The research team of Panagiotis Z. Anastasiadis, Ph.D., studies how dysregulation of adhesion proteins including E-cadherin and p120 catenin contribute to cancer cell invasion and spread. Research focus areas in this group include glioblastoma and particularly aggressive subtypes of breast cancer. The group's research goal is to find points of intervention that can control the progression and spread of these tumors.

The research team led by Derek C. Radisky, Ph.D., studies how cooperative interactions between tumor cells and their surrounding microenvironment promote tumor growth, invasion and metastasis. Specific interests include how heterogeneity in cancer-associated fibroblasts, inductive signals from adipocytes, and cooperation with vasculature contribute to the invasion and metastasis of breast and lung tumors and how these interactions can be targeted for therapeutic benefit.

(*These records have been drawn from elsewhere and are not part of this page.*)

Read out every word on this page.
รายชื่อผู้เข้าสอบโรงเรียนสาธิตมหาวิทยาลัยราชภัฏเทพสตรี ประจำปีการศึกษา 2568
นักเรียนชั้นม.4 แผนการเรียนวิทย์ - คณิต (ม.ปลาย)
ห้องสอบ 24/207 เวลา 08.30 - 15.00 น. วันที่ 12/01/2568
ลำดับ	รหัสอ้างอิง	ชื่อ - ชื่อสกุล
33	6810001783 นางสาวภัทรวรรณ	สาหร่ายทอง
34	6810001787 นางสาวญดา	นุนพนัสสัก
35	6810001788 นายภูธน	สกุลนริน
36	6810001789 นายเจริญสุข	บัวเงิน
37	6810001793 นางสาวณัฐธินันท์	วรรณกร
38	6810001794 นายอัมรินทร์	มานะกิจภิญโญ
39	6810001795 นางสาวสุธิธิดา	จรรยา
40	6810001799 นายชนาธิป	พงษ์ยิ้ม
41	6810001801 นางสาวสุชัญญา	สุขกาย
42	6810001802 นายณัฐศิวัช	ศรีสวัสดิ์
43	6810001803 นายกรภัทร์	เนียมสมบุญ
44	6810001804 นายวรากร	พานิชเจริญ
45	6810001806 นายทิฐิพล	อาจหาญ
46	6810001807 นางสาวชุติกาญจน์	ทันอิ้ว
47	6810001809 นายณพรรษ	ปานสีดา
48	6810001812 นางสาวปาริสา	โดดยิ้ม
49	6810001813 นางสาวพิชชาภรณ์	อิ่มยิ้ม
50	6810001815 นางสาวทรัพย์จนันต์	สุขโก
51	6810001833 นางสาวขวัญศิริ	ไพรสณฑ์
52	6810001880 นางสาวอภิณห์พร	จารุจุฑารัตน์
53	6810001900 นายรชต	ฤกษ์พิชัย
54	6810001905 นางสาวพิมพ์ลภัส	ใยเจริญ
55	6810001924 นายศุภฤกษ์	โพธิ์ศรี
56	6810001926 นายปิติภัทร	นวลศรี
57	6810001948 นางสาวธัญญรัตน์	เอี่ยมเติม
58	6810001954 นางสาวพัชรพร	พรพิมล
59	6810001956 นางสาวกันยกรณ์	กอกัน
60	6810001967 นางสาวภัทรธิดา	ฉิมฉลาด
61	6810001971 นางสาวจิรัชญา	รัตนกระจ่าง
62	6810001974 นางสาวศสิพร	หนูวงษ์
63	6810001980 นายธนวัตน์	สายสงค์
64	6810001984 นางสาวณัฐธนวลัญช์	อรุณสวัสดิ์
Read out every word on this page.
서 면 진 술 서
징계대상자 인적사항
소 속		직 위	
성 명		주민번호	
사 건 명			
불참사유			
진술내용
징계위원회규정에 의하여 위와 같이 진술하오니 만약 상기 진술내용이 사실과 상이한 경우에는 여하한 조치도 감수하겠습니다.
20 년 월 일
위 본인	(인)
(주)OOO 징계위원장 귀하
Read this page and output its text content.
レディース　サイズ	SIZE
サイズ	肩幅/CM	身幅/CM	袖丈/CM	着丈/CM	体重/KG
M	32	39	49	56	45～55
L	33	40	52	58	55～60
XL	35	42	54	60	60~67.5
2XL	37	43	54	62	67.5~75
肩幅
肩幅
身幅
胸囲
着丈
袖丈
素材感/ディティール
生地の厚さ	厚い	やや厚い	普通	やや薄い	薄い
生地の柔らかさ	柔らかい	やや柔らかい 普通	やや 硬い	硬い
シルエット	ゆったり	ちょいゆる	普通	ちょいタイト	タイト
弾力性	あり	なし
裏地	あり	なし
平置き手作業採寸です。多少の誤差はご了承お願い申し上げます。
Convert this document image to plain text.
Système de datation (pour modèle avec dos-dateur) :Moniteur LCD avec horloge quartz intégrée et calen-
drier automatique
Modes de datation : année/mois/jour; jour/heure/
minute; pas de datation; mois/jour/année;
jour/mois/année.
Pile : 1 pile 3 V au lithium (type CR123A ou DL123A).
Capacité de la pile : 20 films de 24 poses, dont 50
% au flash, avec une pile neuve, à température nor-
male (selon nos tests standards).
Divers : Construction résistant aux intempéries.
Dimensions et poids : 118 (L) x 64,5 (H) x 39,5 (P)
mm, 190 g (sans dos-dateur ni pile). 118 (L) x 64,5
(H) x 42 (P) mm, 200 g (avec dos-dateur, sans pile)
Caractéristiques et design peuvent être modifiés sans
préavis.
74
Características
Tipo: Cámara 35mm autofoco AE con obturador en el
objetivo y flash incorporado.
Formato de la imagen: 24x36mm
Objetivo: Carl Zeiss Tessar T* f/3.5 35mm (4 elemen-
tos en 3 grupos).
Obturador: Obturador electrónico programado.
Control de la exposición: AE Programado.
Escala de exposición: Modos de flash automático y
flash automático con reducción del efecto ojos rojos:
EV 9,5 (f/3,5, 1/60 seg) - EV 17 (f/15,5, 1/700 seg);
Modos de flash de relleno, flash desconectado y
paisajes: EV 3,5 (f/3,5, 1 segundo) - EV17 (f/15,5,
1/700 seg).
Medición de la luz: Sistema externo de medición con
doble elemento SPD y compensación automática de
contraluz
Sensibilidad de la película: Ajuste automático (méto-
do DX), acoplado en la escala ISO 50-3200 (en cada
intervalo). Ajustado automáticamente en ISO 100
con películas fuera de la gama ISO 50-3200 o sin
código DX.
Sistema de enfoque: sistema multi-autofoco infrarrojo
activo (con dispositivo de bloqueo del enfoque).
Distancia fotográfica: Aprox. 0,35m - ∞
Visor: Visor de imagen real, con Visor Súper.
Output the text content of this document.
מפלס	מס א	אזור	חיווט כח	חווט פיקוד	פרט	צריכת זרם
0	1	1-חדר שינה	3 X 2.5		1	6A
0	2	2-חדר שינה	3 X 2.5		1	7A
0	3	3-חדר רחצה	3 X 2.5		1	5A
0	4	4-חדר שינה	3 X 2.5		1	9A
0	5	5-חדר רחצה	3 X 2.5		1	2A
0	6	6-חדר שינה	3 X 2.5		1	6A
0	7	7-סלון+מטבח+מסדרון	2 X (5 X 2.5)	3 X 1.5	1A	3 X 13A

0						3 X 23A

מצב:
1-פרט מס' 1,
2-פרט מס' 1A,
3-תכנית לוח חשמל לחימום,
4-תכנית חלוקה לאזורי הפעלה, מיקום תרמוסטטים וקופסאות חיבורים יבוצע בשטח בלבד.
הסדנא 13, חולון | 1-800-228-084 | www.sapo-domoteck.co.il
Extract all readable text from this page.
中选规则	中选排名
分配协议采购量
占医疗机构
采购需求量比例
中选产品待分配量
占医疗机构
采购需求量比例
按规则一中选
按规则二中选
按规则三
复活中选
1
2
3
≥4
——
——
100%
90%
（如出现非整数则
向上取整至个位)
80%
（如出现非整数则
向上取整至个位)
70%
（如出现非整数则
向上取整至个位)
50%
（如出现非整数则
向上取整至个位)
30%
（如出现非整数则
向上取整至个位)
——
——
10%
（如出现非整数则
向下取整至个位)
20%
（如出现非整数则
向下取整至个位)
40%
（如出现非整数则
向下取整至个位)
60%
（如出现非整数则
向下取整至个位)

The research team led by Evette S. Radisky, Ph.D., studies how the activities of proteases and protease inhibitors in the tumor microenvironment can drive tumor invasion and metastasis. Several of these proteases are well-validated drug targets, and yet treatments targeting these proteases have been hampered by a lack of drugs with sufficient selectivity. Dr. Radisky's research team is working to develop new therapeutics based on natural human proteins that are engineered to selectively target the proteases that drive metastasis. Specific projects focus on new therapies for highly aggressive subtypes of breast cancer and ovarian cancer.